Sejujurnya untuk menjawab
pertanyaan terakhir saya agak terdiam dan berpikir sejenak hingga akhirnya
terucaplah, “Makanya ntar pas liburan setelah lebaran kita main-main dulu.” Sejujurnya,
pertanyaan demikian cukup hidup dalam pikiran saya. Apakah benar ketika menikah
nanti saya tidak bisa lagi bermain lagi dengan kawan-kawan saya? Ngopi sampai
pagi di pinggir jalan? Naik gunung dan camping sembari menikmati indahnya alam?

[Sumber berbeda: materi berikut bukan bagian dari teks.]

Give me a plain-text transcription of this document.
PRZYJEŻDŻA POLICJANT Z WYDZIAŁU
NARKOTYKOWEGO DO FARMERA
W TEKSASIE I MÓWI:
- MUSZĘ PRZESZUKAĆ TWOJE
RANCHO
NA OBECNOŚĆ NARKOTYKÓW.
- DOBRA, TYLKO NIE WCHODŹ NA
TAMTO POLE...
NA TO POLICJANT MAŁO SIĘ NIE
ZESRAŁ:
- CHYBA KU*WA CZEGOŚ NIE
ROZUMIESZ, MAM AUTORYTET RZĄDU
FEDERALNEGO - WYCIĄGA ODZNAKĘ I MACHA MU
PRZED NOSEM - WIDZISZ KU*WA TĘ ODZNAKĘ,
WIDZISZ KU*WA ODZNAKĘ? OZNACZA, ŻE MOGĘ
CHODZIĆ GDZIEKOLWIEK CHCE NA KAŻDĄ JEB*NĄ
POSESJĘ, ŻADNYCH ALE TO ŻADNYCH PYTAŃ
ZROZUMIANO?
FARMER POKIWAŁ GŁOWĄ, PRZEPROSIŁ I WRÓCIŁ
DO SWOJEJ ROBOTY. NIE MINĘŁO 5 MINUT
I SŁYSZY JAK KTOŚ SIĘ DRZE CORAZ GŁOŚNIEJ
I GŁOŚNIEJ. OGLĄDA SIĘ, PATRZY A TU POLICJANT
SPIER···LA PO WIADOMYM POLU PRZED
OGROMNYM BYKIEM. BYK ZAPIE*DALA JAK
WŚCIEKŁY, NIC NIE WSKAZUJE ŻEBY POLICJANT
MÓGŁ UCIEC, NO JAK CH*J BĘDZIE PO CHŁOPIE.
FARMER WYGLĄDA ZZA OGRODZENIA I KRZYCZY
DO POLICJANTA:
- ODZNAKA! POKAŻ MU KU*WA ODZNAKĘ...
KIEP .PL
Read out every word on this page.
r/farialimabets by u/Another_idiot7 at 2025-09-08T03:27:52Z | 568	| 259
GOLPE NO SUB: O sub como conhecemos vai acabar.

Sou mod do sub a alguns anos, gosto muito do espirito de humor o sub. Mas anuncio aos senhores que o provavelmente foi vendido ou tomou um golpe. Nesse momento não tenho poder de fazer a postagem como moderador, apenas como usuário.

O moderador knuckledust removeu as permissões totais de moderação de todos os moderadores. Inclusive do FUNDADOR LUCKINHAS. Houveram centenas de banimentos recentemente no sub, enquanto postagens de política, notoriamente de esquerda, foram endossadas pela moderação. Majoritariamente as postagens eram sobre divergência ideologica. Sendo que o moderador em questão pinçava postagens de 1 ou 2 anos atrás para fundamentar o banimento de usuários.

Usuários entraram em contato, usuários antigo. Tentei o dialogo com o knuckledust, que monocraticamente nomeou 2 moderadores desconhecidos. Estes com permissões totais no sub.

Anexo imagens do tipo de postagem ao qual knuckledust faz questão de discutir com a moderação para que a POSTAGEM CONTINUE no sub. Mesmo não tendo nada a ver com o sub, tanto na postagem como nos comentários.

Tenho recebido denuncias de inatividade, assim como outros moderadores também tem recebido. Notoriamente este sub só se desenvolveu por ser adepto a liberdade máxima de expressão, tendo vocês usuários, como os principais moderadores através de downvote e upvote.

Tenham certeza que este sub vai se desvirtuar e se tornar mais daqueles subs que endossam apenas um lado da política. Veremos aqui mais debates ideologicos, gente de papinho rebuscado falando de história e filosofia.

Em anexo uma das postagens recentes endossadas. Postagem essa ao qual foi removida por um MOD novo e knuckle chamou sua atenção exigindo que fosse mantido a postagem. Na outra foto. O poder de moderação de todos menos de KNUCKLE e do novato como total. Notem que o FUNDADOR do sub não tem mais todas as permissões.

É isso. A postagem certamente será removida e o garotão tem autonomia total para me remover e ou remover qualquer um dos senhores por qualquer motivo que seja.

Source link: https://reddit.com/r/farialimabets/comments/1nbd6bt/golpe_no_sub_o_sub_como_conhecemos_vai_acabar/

Bisakah? Masih sebuah pertanyaan.
Pada Kenyataannya
Sudah ada beberapa kawan saya
yang sudah menikah, ketika SMA atau selepas SMA pun sudah menikah. Biasanya ketika
suasana Idul Fitri, saya dan kawan-kawan SD berkeliling untuk bersilaturahmi
dengan kawan-kawan kami yang ada. Dari satu rumah ke rumah yang lain dan
mengajak kawan yang sudah didatangi. Namun, tidak untuk dengan kawan yang sudah
menikah, sungkan. Apakah nanti demikian juga? Apakah nantinya kawan-kawan saya
akan sungkan mengajak saya main-main lagi? Apakah kawan-kawan saya sungkan
mengajak saya ngopi sampai pagi? Saya harap tidak, tapi entah lah, bagaimana
istri saya nanti.
Perbedaan Lelaki dan Perempuan
Ada yang bilang, pandangan
laki-laki dan perempuan terhadap pernikahan sangat jauh berbeda. Seorang
laki-laki cenderung berat untuk masuk ke jenjang ini karena harus merelakan
waktu dan kesempatan bersama kawan-kawannya. Berbeda halnya dengan perempuan,
bagi mereka, pernikahan adalah salah satu final
destination dalam salah satu jenjang hidup. Ada yang bilang bahwa hakikat
dari perempuan adalah untuk dimiliki sehingga mereka sangat bersemangat untuk
dimiliki, dinikahi. Sedangkan bagi laki-laki, kebebasan bersama kawan adalah
yang utama, sehingga seringkali pernikahan terasa begitu berat.
Sampai sini saya cukup
bertanya-tanya, benarkah sebegitu membatasinya sebuah pernikahan? Benarkah
sebegitu jahatnya pernikahan hingga kebebasan seorang aku hilang? Entahlah,
saya hanya berdoa dan berusaha agar apa yang dikorbankan sebanding dengan apa
yang didapatkan karena secara tidak langsung, saya akan merelakan masa muda
saya dengan kebebasan yang ada di dalamnya. Semoga memang ini yang terbaik.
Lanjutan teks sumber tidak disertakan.